In ihrem neuesten Artikel "Loose parts play encourages spontaneous science, technology, engineering, and mathematics (STEM) behaviours" (veröffentlicht in Communications Psychology, 2025) untersuchen Dr. Cankaya und ihre Kollegen, wie alltägliche Materialien tatsächlich bessere Katalysatoren für das frühe MINT-Lernen sind als traditionelles Spielzeug mit fester Funktion.
"Loose parts sind Gegenstände und Materialien, die Kinder und Jugendliche im Spiel bewegen, anpassen, kontrollieren, verändern und manipulieren können. Sie bieten ein hohes Maß an Kreativität und Auswahl, da es unendlich viele Möglichkeiten gibt, wie sie bespielt werden können."
— Oxfordshire Play Association
Dr. Cankayas Forschung zeigt, dass offene Materialien wie Karton Kinder auf natürliche Weise dazu anregen, sich mit Wissenschaft, Ingenieurwesen und Problemlösung zu beschäftigen. Im Gegensatz zu gekauften Spielzeugen mit einem einzigen Zweck laden lose Teile Kinder ein, Dinge selbst herauszufinden.
Wenn Kinder mit diesen Materialien umgehen, stellen sie aktiv Hypothesen auf, testen, bauen und lösen Probleme. Dr. Cankaya fand heraus, dass das Bauen die häufigste Form des MINT-Spiels war, und wenn Kinder bauen, trainieren sie kritische exekutive Funktionen wie Planung, kritisches Denken und kognitive Flexibilität.
Laut Dr. Cankaya kann „Makedo das Loose Parts Play und die MINT-Erkundung von Kindern fördern, während sie vielseitige Materialien zusammen mit dem vorhandenen Karton verwenden.“
So stimmt unser Werkzeugsystem mit der Loose-Parts-Play-Forschung überein:
Diese Unabhängigkeit ist genau das, was laut Forschung am wichtigsten ist.
Dr.
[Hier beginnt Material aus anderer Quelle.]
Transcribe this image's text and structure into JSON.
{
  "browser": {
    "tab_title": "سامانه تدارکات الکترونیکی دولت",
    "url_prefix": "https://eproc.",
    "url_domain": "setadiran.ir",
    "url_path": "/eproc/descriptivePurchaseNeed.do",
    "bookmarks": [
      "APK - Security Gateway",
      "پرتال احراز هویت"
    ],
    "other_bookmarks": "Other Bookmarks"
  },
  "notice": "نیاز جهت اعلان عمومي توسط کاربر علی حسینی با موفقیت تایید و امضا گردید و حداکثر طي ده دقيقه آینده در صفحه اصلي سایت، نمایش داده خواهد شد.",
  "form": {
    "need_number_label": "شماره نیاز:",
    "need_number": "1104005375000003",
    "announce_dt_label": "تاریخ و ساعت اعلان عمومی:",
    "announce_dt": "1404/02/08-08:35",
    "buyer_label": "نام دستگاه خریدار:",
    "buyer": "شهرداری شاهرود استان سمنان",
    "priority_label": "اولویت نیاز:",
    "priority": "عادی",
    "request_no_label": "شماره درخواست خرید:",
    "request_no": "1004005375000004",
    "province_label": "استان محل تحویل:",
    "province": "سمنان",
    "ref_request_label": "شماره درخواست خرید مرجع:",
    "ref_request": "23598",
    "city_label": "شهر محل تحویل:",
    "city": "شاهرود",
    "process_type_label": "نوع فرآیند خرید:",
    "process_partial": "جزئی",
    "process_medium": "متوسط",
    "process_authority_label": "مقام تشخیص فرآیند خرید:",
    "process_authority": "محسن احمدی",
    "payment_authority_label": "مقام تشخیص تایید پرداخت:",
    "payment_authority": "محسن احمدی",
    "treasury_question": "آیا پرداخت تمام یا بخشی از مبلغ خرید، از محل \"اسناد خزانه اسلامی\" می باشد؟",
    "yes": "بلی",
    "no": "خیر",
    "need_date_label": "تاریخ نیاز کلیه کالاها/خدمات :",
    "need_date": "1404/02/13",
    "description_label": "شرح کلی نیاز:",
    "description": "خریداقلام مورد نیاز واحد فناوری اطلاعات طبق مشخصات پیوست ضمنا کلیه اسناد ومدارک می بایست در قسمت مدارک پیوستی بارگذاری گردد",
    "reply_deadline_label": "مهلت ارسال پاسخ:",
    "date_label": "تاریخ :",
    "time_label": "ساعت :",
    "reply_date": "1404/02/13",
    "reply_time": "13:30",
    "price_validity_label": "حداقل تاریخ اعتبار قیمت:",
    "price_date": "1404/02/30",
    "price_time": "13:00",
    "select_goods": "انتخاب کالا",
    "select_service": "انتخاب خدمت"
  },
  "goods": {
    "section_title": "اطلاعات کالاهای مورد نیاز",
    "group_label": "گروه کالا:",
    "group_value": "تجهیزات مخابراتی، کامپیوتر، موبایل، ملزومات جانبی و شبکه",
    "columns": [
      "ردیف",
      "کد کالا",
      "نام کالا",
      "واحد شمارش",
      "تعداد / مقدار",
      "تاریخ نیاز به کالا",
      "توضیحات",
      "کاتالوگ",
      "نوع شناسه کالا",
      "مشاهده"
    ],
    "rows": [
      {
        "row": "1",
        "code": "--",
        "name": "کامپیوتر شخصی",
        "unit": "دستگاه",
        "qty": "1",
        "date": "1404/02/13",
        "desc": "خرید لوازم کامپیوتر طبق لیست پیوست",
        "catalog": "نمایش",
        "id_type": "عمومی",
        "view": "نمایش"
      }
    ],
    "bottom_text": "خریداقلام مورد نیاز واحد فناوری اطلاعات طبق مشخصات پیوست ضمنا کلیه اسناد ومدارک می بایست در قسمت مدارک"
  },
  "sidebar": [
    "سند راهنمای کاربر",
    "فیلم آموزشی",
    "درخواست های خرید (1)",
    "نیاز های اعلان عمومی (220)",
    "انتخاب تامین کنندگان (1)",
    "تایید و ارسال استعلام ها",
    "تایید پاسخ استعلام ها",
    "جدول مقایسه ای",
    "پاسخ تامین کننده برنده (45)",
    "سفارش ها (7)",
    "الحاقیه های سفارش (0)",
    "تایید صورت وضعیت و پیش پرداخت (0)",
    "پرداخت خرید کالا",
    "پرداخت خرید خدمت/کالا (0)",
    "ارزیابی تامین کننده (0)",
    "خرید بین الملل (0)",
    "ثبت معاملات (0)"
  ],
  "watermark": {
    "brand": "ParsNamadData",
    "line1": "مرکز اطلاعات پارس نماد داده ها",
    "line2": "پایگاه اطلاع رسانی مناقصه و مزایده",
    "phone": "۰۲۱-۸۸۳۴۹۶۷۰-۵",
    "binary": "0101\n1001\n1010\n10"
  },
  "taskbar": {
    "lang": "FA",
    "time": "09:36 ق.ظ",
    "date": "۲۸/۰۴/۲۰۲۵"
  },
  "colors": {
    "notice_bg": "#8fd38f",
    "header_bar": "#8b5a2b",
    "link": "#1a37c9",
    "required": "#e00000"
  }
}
Cankayas Forschung bestätigt, was wir glauben: Mit einfachen Materialien und den richtigen Werkzeugen sind der Kreativität und dem Potenzial von Kindern keine Grenzen gesetzt. Mit Karton und Makedo spielen Kinder nicht nur: Sie planen, experimentieren, bauen, scheitern, bauen neu und lernen – alles mit viel Spaß dabei.
Wenn Sie also das nächste Mal einen Karton sehen, der zum Recycling bestimmt ist, denken Sie zweimal nach. Sie könnten das nächste Raumschiff, die nächste Burg oder das nächste Roboter-Kostüm eines Kindes sehen. Und mit Makedo in ihren Händen werden sie der Ingenieur sein, der herausfindet, wie man es baut.